Will There Be A “Latte Levy”?

Trewin Restorick, CEO and founder of environment charity Hubbub, looks at the liklihood of a levy on disposable coffee cups – or a “Latte Levy” – being implemented, and what the implications might be for investment in recycling…

The government’s “war on plastic” is gaining momentum. Almost every week there is a new announcement or consultation. Will the plastic bag charge increase to 10p and extend to all shops? What will the promised deposit return scheme look like? How significant will be the reform of the PRN system?

Interested parties watch on uncertain what will end up being spin and what will be reality. All hope that whatever emerges will be joined together in a coherent policy framework rather than a mishmash of headline grabbing announcements.

One potential option is to announce a 25p ‘Latte Levy’ on hot drinks as proposed by the Environment Select Committee at the start of 2018. Decision-making on this encapsulates the complexity that policy-makers face in their desire to cut out single-use plastics. What will they need to consider?

Will a Latte Levy work?

Evidence suggests that whilst a levy can make a difference it is unlikely to be quite as impactful as the carrier bag charge. Plastic bags are easy to carry around and the charge moved them from being freely available to costing money. Different dynamics exist for coffee cups. Many chains offer a 25p to a 50p discount for reusable cups but this has only persuaded around 2% of customers to change behaviour.

The 5p ‘Latte Levy’ charge trial that Starbucks that ran in 36 stores in partnership with Hubbub saw a 150% increase in reusable cups. This is obviously a significant up-turn and should be core to any sound environmental approach but it does indicate that even if the Latte Levy is set at 25p reusable cups will not become the mainstream so we have to find the best environmental solution for disposables.

Will a Latte Levy hit investment in recycling?

There are now three sites within the UK that claim to have enough capacity to recycle all the disposable coffee cups used in the UK. This means that the challenge has shifted from creating recycling capacity to putting in place the infrastructure required to collect cups and educating people to use these recycling bins.

To make it financially worthwhile to introduce this new recycling infrastructure, Costa has committed to paying waste collectors £70 a tonne of cups on top of the £50 they currently receive. This is a considerable investment and it will be interesting to see if this commitment remains if a Latte Levy is introduced.

How would a Latte Levy fit with other policies?

The government is committed to introducing a Deposit Return Scheme subject to on-going consultation. Would a more effective way to collect disposable coffee cups be to include them in a DRS campaign? This could potentially make messaging to consumers easier and provide further investment for a DRS infrastructure.

As part of our #DriveDownLitter campaign Hubbub has been testing whether a recycling reward machine could encourage people to recycle coffee cups.

As part of our #DriveDownLitter campaign Hubbub has been testing whether a recycling reward machine could encourage people to recycle coffee cups. Uptake has been low to-date but the machine is delivery high quality uncontaminated cups https://bit.ly/2utYjjC

The government is also reviewing the PRN system. Whichever route is selected this seems certain to place a higher charge on companies – how will this additional cost link to the recycling of coffee cups and a proposed Latte Levy charge?

Will there be unexpected outcomes of a Latte Levy?

Government will have to be acutely aware of any unintended consequences. For instance, the financial pressure on our high street retailers is acute at the moment. A vibrant city centre requires high footfall. If a Latte Levy is introduced will it hit the number of people visiting coffee shops with a knock-on impact to the wider high street?

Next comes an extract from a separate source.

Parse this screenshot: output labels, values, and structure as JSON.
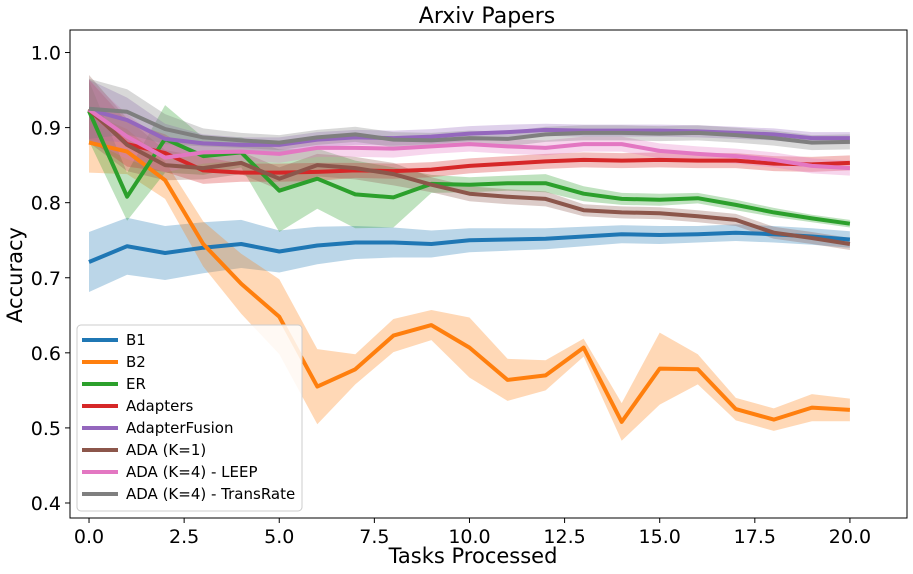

What would be the wider implications?

Hot drinks are not the only things that are consumed in disposable cups. In summer many people order takeaway cold drinks – will the Latte levy eventually be extended to cover these drinks as well? What criteria will the government use to decide what disposable items should be eligible for a tax and what aren’t? Could taxation be used to target a whole range of other products such as plastic straws and sandwich packaging and what would the impact of this on consumer opinion?

It will be intriguing to see how government works its way through these policy questions. What has to be hoped is that whatever decision is reached is driven by the best environmental outcomes rather than a money grab by the Treasury or through the wider personal political aspirations of Ministers.